Evan Harris, the former Liberal Democrat MP, issued a warning to Nick Clegg today about his rhetoric on fairness at a fringe event at Lib Dem annual conference.
Evan Harris, the former Liberal Democrat MP, issued a warning to Nick Clegg today about his rhetoric on fairness at a fringe event at Liberal Democrat conference. Dr Harris, former MP Susan Kramer, and I were taking part in a Lib Dem Voice event titled ‘Coalition – Fairness? For Whom?’
Referring to Nick Clegg’s recent article for the Financial Times ‘Fairness should never be a numbers game’ where the deputy prime minister argued, “many people who have analysed the government’s decisions have adopted a purely numerical view of what fairness is about”, Dr Harris said:
“You can’t say because IFS analysis doesn’t agree with my rhetoric, it’s wrong.”
The former MP for Oxford West and Abingdon accused Lib Dems in Government of “raising expectations” on fairness and suggested that they should no longer claim that spending cuts could be fair. He urged instead that they should show how cuts would be fairer than had the Conservatives been left to their own devices.
Responding to my remarks about the ratio of tax rises to spending cuts, Dr Harris said that he had “some sympathy with the position that we should be raising more from taxation” to pay for the deficit. He said it was “just populist and wrong” to ignore tax evasion while cracking down on ‘benefit cheats’.
Dr Harris did, however, back up his party leader on his new position on the pace of deficit reduction arguing that timing was not a matter of principle but of judgment and that we could not know who was right for several years.

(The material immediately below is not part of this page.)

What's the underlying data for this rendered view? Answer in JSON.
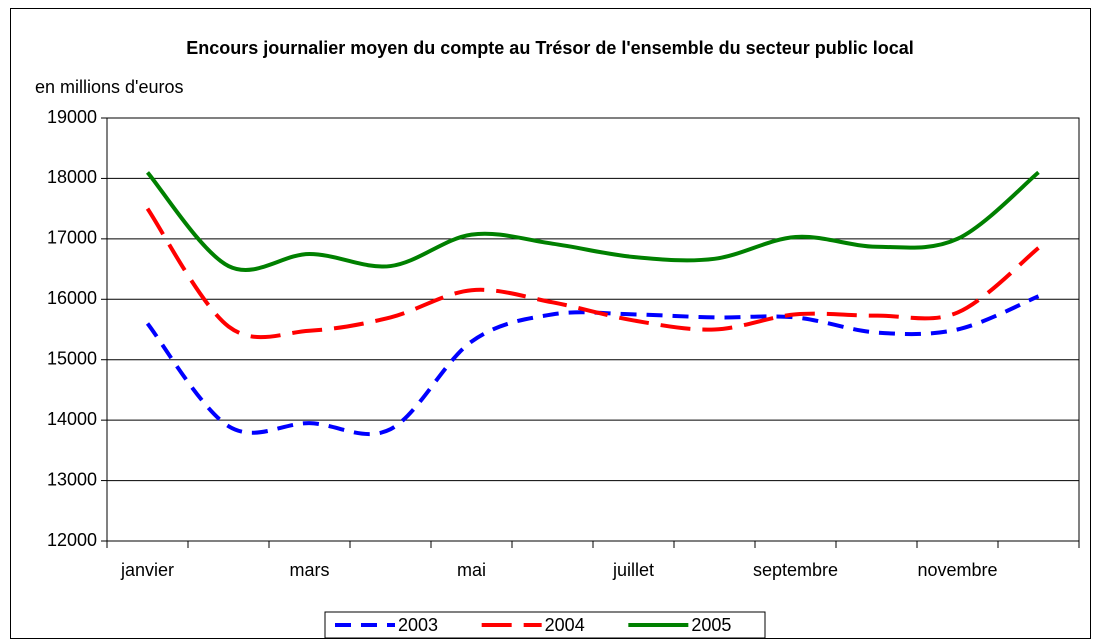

At a Q&A session, leader Nick Clegg answered a series of questions from a packed hall. Poverty campaigner Linda Jack asked whether Nick Clegg could still be trusted to run the Lib Dem party and said, “so many of these cuts are going to hit the poorest”. He faced tricky questions from the audience about the Coalition’s decision to switch from the RPI to CPI price index, which will reduce the uprating of many pensions, and on the timing detention of children in immigration cases.
Clegg insisted it was “still very early days” in the Coalition and that “the way the Coalition is being portrayed is taking time to catch up with the reality of the Coalition”. The Government was “by its very nature … a Coalition of compromises”.
Mr Clegg went on to say:
“I strongly agree with Vince that any immigration system … has to have some flexibility and pragmatism.”
He said that if the system proved to have “perverse outcomes” for business then we should be “sorting that”.
Mr Clegg said that Labour would have carried out “the vast majority of cuts” that the Coalition was planning. According to the June Budget, however, Labour was planning £39 billion of spending cuts by 2013-14 while the Coalition will cut £63 billion over the same period – most than 50 per cent higher.